Correlation between O6-methylguanine-DNA-methyltransferase activity and resistance of human cells to the cytotoxic and mutagenic effect of N-methyl-N'-nitro-N-nitrosoguanidine.

Cells from Gardner's syndrome (GS) and familial polyposis coli (FP) patients, persons with a hereditary predisposition to colon cancer, were compared to those of normal persons for sensitivity to the cytotoxic and mutagenic action of N-methyl-N'-nitro-N-nitrosoguanidine (MNNG), a model compound chosen because methylating agents have been implicated in colon carcinogenesis. FP cell line GM2355 and GS cell lines 2938 and GM3948 exhibited normal sensitivity to the cytotoxic and mutagenic effects of MNNG. In contrast, GS cell line GM3314 and cells from an apparently normal fetus GM0011 showed extreme sensitivity to the killing and mutagenic effect of this alkylating agent. To determine if the resistance of the various cell lines to MNNG correlated with their ability to remove methyl groups from the O6-position of guanine, we measured their O6-methylguanine-DNA methyltransferase (MT) activity. The resistant cell lines exhibited normal levels of MT; the sensitive strains showed virtually non-detectable levels of this activity. We also compared fibroblasts from a xeroderma pigmentosum (XP) patient (XP12BE, complementation group A), an SV40 virus-transformed XP cell line (XP12ROSV) and a normal cell line transformed by this virus (GM637) for their response to the cytotoxic and mutagenic effect of MNNG and for MT activity. XP12BE cells showed normal sensitivity and a normal level of MT; GM637 cells showed an intermediate level of sensitivity and a reduced level of MT activity; XP12ROSV cells were extremely sensitive to the cytotoxic and mutagenic effect of MNNG and showed virtually non-detectable levels of MT activity.

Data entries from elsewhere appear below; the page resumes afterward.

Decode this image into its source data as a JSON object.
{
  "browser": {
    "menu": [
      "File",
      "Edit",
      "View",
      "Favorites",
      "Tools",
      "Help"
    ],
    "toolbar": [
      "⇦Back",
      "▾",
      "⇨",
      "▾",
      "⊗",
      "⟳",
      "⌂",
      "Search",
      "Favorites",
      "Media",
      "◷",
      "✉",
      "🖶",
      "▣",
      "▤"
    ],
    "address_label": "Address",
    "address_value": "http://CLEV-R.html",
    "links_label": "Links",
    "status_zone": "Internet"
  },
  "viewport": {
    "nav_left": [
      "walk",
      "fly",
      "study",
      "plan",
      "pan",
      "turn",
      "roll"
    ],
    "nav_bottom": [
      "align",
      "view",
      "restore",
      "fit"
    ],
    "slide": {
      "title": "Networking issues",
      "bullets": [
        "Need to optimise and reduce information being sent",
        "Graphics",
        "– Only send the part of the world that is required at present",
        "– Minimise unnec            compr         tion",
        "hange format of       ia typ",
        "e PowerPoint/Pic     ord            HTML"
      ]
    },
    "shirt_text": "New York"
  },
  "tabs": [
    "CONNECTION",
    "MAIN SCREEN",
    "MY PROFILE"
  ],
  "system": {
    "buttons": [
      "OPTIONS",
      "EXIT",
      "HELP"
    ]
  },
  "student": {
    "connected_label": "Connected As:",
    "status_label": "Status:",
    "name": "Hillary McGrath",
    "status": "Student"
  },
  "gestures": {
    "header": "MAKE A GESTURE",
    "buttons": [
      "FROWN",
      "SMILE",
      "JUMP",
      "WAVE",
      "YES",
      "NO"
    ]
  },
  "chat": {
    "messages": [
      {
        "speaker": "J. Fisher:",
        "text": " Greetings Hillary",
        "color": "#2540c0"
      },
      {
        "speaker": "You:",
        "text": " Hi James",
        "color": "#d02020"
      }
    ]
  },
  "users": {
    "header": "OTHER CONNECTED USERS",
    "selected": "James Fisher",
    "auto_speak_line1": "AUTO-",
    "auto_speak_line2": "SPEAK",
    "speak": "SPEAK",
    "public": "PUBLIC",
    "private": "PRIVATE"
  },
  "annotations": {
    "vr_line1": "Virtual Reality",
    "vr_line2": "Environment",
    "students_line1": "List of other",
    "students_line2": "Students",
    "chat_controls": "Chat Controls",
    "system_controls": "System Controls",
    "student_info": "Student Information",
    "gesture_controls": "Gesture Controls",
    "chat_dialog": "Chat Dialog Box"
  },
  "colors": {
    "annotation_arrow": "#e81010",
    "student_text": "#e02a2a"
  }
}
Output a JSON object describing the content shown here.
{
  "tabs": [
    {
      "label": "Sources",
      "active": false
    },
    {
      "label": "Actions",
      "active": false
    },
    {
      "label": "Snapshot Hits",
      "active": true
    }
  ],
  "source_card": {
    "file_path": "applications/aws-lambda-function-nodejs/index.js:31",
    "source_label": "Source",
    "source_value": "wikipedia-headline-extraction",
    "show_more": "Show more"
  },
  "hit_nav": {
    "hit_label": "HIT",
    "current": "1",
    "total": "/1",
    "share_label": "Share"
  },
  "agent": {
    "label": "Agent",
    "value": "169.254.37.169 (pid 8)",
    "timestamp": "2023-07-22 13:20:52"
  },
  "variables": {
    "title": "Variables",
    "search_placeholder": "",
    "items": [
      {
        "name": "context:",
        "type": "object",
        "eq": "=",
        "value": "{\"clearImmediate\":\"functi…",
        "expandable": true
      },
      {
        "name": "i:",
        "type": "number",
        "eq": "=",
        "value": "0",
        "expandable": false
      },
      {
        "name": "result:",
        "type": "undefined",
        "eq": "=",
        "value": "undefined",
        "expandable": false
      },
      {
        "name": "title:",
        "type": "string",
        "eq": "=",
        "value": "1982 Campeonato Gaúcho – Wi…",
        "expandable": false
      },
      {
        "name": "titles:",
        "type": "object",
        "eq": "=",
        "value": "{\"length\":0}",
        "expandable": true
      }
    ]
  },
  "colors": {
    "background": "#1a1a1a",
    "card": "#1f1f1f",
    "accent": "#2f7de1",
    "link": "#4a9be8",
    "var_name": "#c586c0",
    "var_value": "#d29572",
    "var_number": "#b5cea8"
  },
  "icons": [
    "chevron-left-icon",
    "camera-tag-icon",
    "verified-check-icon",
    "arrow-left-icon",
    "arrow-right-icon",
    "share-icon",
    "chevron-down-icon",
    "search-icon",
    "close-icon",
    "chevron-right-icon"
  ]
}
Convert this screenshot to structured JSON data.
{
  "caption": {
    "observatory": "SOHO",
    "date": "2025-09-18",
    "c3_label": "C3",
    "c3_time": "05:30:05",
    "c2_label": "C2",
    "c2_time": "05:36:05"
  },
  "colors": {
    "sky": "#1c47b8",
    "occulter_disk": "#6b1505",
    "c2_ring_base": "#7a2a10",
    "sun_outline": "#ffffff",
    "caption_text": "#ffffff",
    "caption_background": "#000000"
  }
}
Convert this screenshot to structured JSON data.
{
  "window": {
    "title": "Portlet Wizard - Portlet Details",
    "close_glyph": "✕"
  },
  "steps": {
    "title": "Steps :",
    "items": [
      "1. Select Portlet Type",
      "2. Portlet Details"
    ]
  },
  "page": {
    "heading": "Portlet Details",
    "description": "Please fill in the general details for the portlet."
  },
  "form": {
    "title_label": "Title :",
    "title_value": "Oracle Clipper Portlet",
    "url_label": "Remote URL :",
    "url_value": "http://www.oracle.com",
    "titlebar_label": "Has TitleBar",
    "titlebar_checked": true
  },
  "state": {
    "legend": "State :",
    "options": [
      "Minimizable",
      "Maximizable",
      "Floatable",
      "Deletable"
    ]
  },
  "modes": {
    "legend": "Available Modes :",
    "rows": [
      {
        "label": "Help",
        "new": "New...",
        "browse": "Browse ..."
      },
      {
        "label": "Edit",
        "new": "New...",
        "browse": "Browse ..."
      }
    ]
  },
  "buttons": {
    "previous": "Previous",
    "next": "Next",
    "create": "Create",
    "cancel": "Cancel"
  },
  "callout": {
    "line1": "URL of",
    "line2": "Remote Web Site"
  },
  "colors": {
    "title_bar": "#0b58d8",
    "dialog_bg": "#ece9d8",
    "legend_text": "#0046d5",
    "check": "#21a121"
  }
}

The MT did not remove methyl group from O4-methyl-thymine. These results suggest that O6-methylguanine and/or any other adduct repaired by the methyltransferase, is a potentially cytotoxic and mutagenic lesion. They also indicate that the predisposition to colon cancer of FP and GS patients is not necessarily correlated with an increased sensitivity of their fibroblasts to mutations induced by methylating carcinogens.